Falling Moor
Performance from a series by John Sturgeon
Symposium Moor 1992.

b&w PHOTO CREDIT: Photo credit: Jim Zielinski
Falling Moor was one of several works Sturgeon executed as part of Symposium Moor 1992, an international festival of performance & site-specific work on the Wittemoor. The Wittemoor, Germany is part of a larger complex of moors (bogs) that stretch across northern Germany and The Netherlands. This month-long festival gathered European and American artists, to live on, investigate and then respond to environmental issues evoked by the delicate ecology and unusual geographical-archaeological sites on the Wittemoor.

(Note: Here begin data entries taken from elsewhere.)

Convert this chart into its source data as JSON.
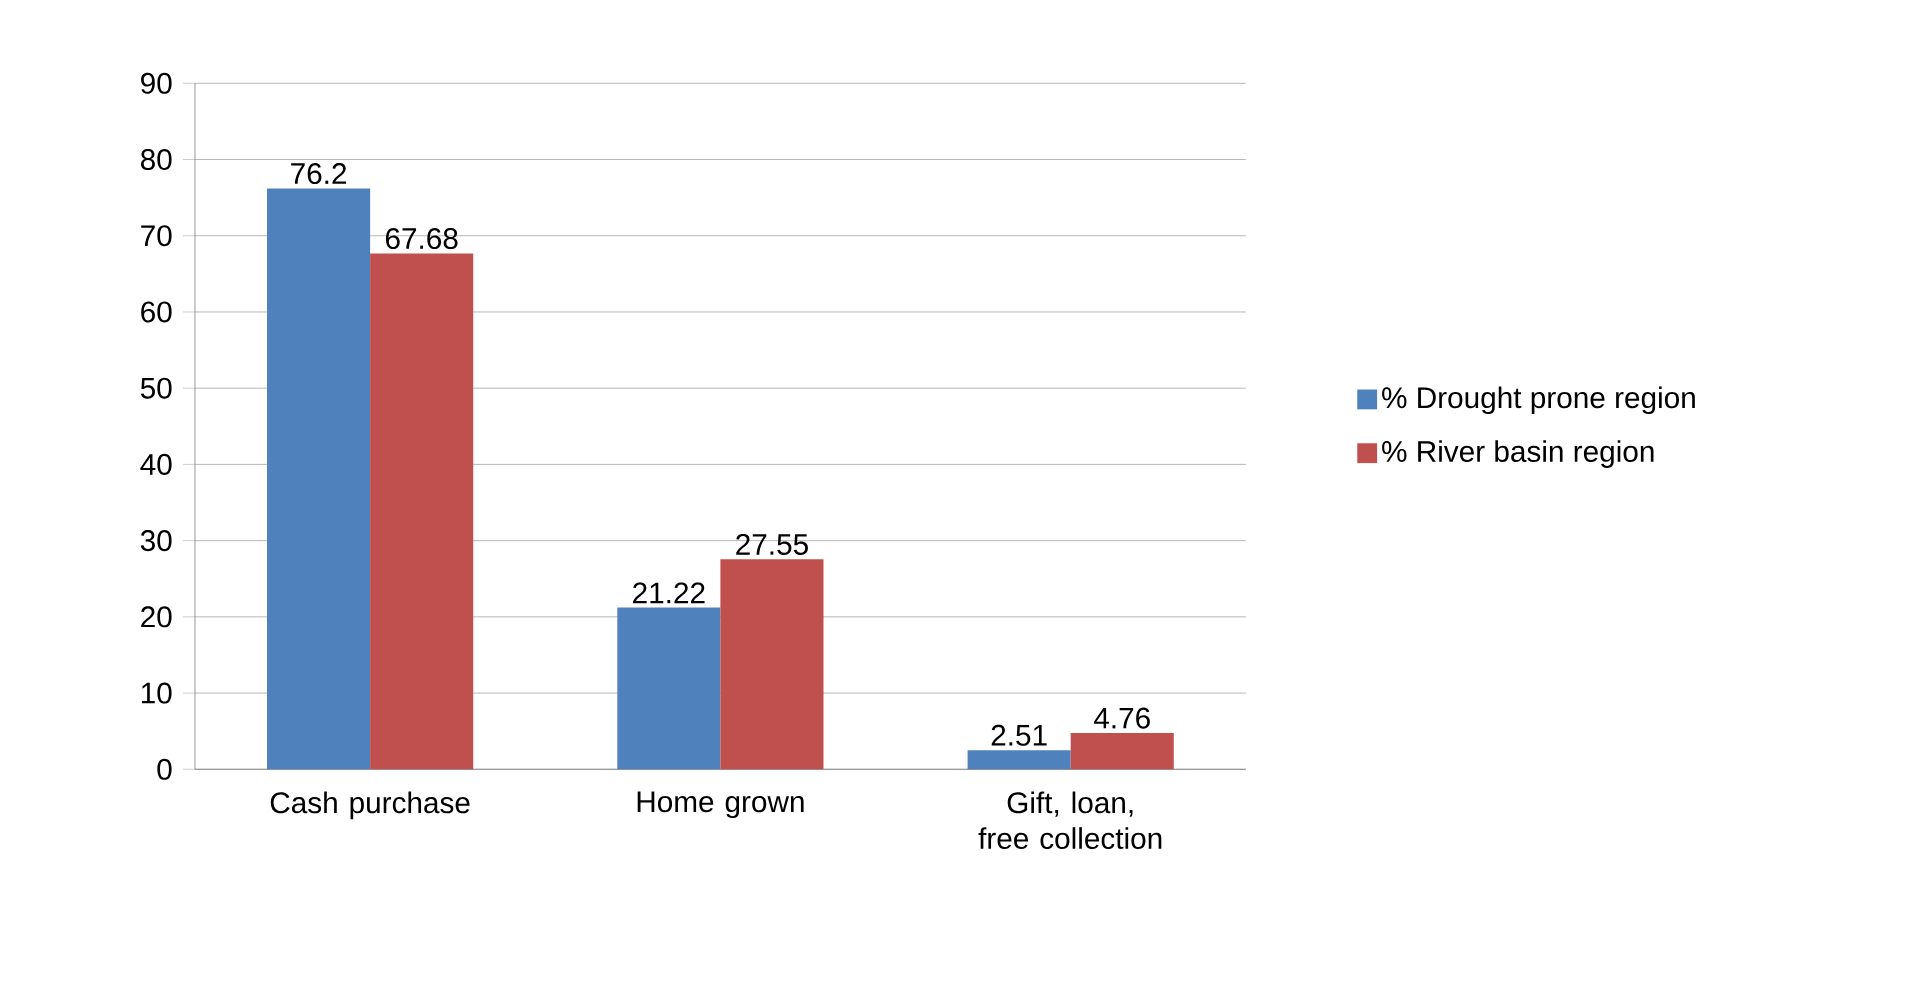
{
  "chart_data": {
    "type": "bar",
    "categories": [
      "Cash purchase",
      "Home grown",
      "Gift, loan, free collection"
    ],
    "series": [
      {
        "name": "% Drought prone region",
        "color": "#4f81bd",
        "values": [
          76.2,
          21.22,
          2.51
        ]
      },
      {
        "name": "% River basin region",
        "color": "#c0504d",
        "values": [
          67.68,
          27.55,
          4.76
        ]
      }
    ],
    "ylim": [
      0,
      90
    ],
    "yticks": [
      0,
      10,
      20,
      30,
      40,
      50,
      60,
      70,
      80,
      90
    ],
    "grid": "y",
    "legend": "right",
    "data_labels": true
  }
}
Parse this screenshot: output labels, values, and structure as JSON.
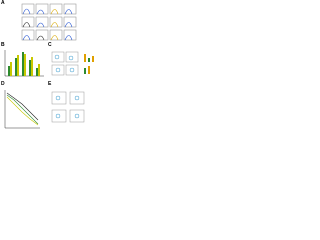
{
  "panels": [
    {
      "label": "A"
    },
    {
      "label": "B"
    },
    {
      "label": "C"
    },
    {
      "label": "D"
    },
    {
      "label": "E"
    }
  ]
}
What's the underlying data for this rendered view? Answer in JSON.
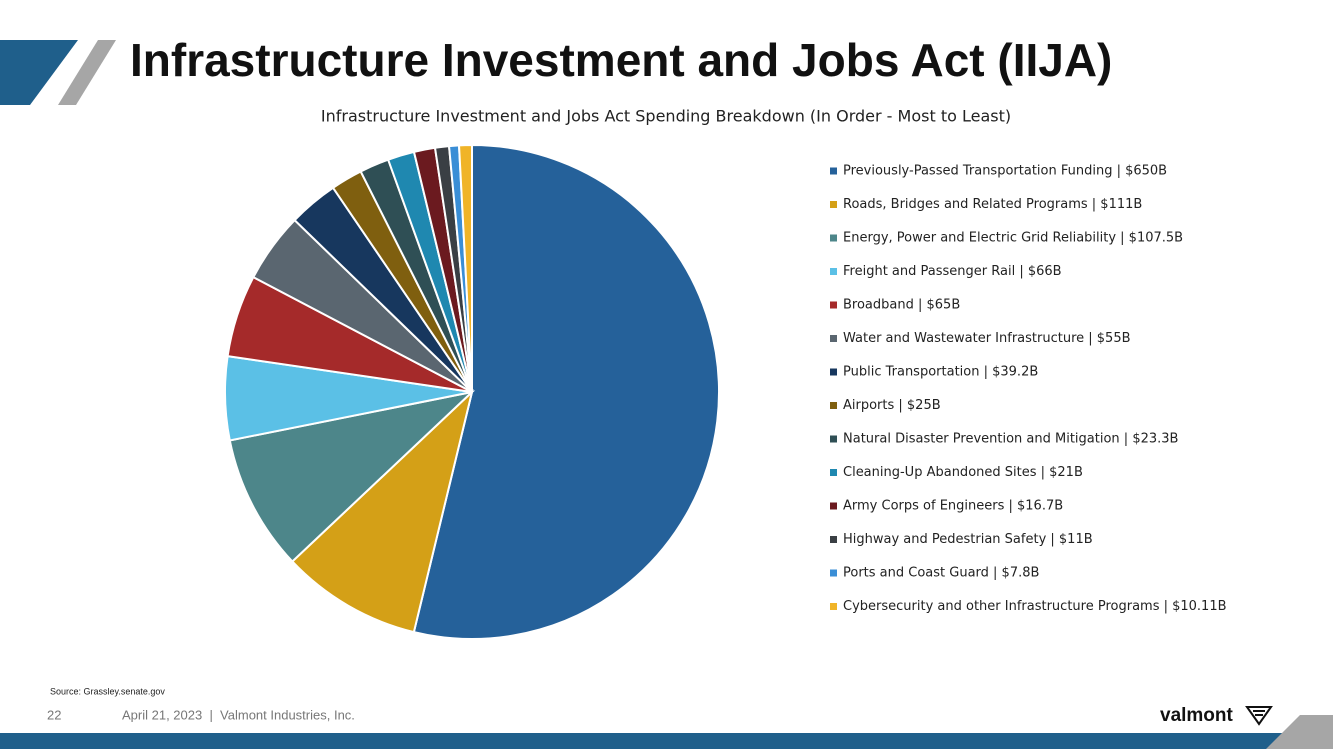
{
  "slide_title": "Infrastructure Investment and Jobs Act (IIJA)",
  "chart_data": {
    "type": "pie",
    "title": "Infrastructure Investment and Jobs Act Spending Breakdown (In Order - Most to Least)",
    "categories": [
      "Previously-Passed Transportation Funding | $650B",
      "Roads, Bridges and Related Programs | $111B",
      "Energy, Power and Electric Grid Reliability | $107.5B",
      "Freight and Passenger Rail | $66B",
      "Broadband | $65B",
      "Water and Wastewater Infrastructure | $55B",
      "Public Transportation | $39.2B",
      "Airports | $25B",
      "Natural Disaster Prevention and Mitigation | $23.3B",
      "Cleaning-Up Abandoned Sites | $21B",
      "Army Corps of Engineers | $16.7B",
      "Highway and Pedestrian Safety | $11B",
      "Ports and Coast Guard | $7.8B",
      "Cybersecurity and other Infrastructure Programs | $10.11B"
    ],
    "values": [
      650,
      111,
      107.5,
      66,
      65,
      55,
      39.2,
      25,
      23.3,
      21,
      16.7,
      11,
      7.8,
      10.11
    ],
    "colors": [
      "#25619a",
      "#d4a017",
      "#4d868a",
      "#5bc0e6",
      "#a52a2a",
      "#5a6670",
      "#17375e",
      "#7f5f0f",
      "#2f4f55",
      "#1f88b0",
      "#6b1a1f",
      "#3a3f44",
      "#3a8ed6",
      "#f0b428"
    ],
    "legend": "right"
  },
  "source": "Source: Grassley.senate.gov",
  "footer": {
    "page": "22",
    "text": "April 21, 2023  |  Valmont Industries, Inc.",
    "logo": "valmont"
  }
}
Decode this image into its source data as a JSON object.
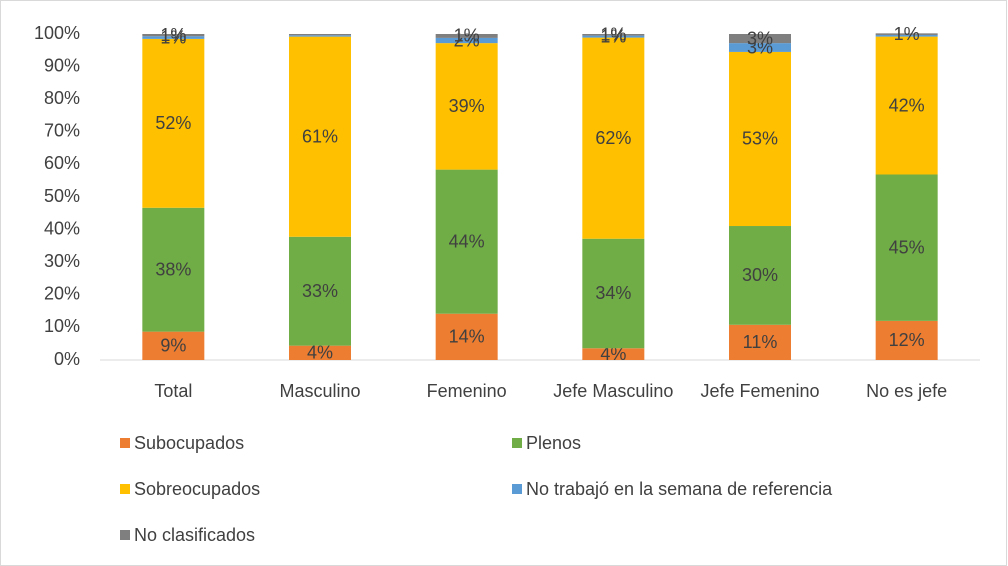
{
  "chart_data": {
    "type": "stacked_bar",
    "categories": [
      "Total",
      "Masculino",
      "Femenino",
      "Jefe Masculino",
      "Jefe Femenino",
      "No es jefe"
    ],
    "series": [
      {
        "name": "Subocupados",
        "color": "#ED7D31",
        "values": [
          8.7,
          4.4,
          14.2,
          3.6,
          10.8,
          12.0
        ],
        "value_labels": [
          "9%",
          "4%",
          "14%",
          "4%",
          "11%",
          "12%"
        ]
      },
      {
        "name": "Plenos",
        "color": "#70AD47",
        "values": [
          38.0,
          33.4,
          44.2,
          33.6,
          30.3,
          44.9
        ],
        "value_labels": [
          "38%",
          "33%",
          "44%",
          "34%",
          "30%",
          "45%"
        ]
      },
      {
        "name": "Sobreocupados",
        "color": "#FFC000",
        "values": [
          51.8,
          61.4,
          38.8,
          61.7,
          53.4,
          42.3
        ],
        "value_labels": [
          "52%",
          "61%",
          "39%",
          "62%",
          "53%",
          "42%"
        ]
      },
      {
        "name": "No trabajó en la semana de referencia",
        "color": "#5B9BD5",
        "values": [
          0.8,
          0.4,
          1.6,
          0.6,
          2.7,
          0.5
        ],
        "value_labels": [
          "1%",
          null,
          "2%",
          "1%",
          "3%",
          null
        ]
      },
      {
        "name": "No clasificados",
        "color": "#7F7F7F",
        "values": [
          0.7,
          0.4,
          1.2,
          0.5,
          2.8,
          0.5
        ],
        "value_labels": [
          "1%",
          null,
          "1%",
          "1%",
          "3%",
          "1%"
        ]
      }
    ],
    "ylim": [
      0,
      100
    ],
    "yticks": [
      {
        "value": 0,
        "label": "0%"
      },
      {
        "value": 10,
        "label": "10%"
      },
      {
        "value": 20,
        "label": "20%"
      },
      {
        "value": 30,
        "label": "30%"
      },
      {
        "value": 40,
        "label": "40%"
      },
      {
        "value": 50,
        "label": "50%"
      },
      {
        "value": 60,
        "label": "60%"
      },
      {
        "value": 70,
        "label": "70%"
      },
      {
        "value": 80,
        "label": "80%"
      },
      {
        "value": 90,
        "label": "90%"
      },
      {
        "value": 100,
        "label": "100%"
      }
    ],
    "legend": "bottom"
  }
}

Falling Moor was a series of short performances, documented in both video and black and white photography. This performance record was produced with the initial intent to serve as segues between video segments for Sturgeon’s production of the symposium’s comprehensive video document of the ten international participating artists in Symposium Moor 1992 recorded and edited by John Sturgeon.
Sturgeon’s performances consisted of variations of the simple act of falling into, or onto the Wittemoor at a variety of different locations and situations (from a tree, from a bohlenweg, from the edges of the ‘torf’ excavations, etc.). In actuality the surface of the moor is relatively soft or permeable, though appears to be solid ground. These short often-humorous performance gestures (or theatrical asides) reference attempts at initiating a deeper understanding of the moor…. a symbolic breaking through the unconscious, as a barrier to communication.